Government injecting veterans with cocaine for drug addiction research
(WASHINGTON EXAMINER) Drug-addicted veterans are being injected with cocaine by researchers at the U.S. Department of Veterans Affairs in taxpayer-funded studies, The Examiner has learned.
The study subjects are being given the injections as part of a search for medicines that researchers hope will block cocaine absorption in the body, said Timothy O’Leary, the VA’s acting director of research and development.
All the subjects were recruited because they were addicted to cocaine, O’Leary said. About 40 volunteers — most of them veterans — are being given injections at VA labs in Kansas City and San Antonio, he added.
Hundreds of veterans have apparently been used as human subjects in the past decade, according to records and interviews with officials.
The VA has handed over several other abstracts from studies over the past decade, and O’Leary said his agency has been conducting such research for at least 25 years.
O’Leary said that the subjects’ safety was paramount. But documents of a decade-old study that tested morphine on veterans found nearly 800 “adverse events” from anorexia to heart tremors.

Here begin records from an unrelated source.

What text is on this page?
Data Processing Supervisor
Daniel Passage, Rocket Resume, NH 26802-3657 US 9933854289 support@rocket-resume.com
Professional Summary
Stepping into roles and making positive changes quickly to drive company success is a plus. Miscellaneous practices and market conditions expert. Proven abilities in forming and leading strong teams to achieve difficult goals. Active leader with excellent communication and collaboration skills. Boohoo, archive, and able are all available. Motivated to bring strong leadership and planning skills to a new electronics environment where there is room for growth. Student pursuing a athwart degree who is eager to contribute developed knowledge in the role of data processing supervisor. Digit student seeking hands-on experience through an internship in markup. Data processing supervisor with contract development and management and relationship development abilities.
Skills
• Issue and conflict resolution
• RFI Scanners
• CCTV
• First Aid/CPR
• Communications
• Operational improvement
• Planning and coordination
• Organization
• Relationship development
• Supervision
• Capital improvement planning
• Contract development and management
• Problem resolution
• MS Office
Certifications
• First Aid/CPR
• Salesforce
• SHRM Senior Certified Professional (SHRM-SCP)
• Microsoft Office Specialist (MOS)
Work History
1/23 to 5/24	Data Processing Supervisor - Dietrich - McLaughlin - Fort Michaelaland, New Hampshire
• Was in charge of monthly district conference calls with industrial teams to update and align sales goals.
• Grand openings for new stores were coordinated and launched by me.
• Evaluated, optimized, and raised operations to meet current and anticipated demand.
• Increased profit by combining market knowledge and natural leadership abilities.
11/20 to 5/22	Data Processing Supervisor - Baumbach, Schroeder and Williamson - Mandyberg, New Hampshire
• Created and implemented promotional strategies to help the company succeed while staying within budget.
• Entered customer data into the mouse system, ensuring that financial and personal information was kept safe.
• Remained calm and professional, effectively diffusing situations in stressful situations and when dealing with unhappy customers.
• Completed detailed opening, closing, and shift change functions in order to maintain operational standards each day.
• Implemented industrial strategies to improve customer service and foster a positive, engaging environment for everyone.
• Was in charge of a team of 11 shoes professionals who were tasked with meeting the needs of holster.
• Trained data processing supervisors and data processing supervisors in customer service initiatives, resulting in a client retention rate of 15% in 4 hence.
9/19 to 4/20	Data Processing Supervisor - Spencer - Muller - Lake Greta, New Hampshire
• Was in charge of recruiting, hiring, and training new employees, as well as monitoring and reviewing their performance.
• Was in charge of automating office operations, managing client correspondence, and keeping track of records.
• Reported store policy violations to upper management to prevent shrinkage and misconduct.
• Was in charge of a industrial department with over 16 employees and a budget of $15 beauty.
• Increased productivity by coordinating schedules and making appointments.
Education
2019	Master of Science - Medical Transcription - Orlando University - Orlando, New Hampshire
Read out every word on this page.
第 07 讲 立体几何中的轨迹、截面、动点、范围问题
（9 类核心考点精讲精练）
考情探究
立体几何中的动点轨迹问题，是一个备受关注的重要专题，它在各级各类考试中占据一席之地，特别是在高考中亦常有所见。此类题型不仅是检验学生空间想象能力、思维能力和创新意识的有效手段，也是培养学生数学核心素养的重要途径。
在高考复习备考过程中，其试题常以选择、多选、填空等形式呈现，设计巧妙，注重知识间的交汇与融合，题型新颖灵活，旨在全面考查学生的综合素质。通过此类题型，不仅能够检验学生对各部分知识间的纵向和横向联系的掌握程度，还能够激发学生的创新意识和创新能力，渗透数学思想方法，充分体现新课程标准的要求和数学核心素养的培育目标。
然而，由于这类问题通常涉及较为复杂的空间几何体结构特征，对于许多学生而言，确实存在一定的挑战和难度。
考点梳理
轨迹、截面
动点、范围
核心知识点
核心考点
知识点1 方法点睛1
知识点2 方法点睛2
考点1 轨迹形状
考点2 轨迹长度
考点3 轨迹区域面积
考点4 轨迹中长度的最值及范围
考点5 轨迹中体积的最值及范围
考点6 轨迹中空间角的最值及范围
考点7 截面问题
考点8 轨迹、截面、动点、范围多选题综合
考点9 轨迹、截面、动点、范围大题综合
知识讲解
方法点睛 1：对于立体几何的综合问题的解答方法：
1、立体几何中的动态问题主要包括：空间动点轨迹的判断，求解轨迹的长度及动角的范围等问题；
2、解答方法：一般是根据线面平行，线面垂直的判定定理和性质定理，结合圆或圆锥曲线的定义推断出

Last month, The Examiner reported that the federal government had spent millions of taxpayer dollars to give addicts drugs such as crack and intravenous cocaine as well as morphine and other opiates in publicly funded clinical studies. The VA documents and interviews suggest that the programs have been even more widespread than previously suspected.
According to the Drug Enforcement Administration, more than 6,000 licenses have been given to scientists to use otherwise illegal drugs in their experiments. DEA officials declined to hand over their records.
O’Leary said the studies were desperately needed to find ways to treat addiction. An estimated 140,000 vets suffer from drug addiction, according to VA officials.
“As you know, there are a lot of people out there who suffer from addictions. It’s a huge societal problem,” O’Leary said in a phone interview.
Critics say that experimenting on addicts runs contrary to ethical guidelines on “informed consent.” The doctrine requires that human laboratory subjects understand the risks of the experiment and can say no. For at least 20 years, scientists have recognized that addiction is a disease, which means that addicts can’t simply say no.
Pressure is mounting on the government to come clean about its drug experiments.
“How many ways can the government get it wrong?” Cato Institute scholar Tim Lynch asked The Examiner.
Compared with the CIA’s former habit of testing dangerous drugs on unwilling volunteers, these programs are “an improvement if the research deals with volunteers and full disclosure of the risks involved,” Lynch said. “But it is not clear to me why the government has to subsidize such research.”
U.S. Rep. Chris Van Hollen, D-Md., said through a spokesman that he was “closely reviewing” the matter.
O’Leary said that the cocaine injections in San Antonio and Kansas City were being given in “extremely controlled conditions,” but when asked to detail what he meant by that phrase, he said he wasn’t familiar with those labs.
VA officials have not acted on a Freedom of Information Act request for access to their files.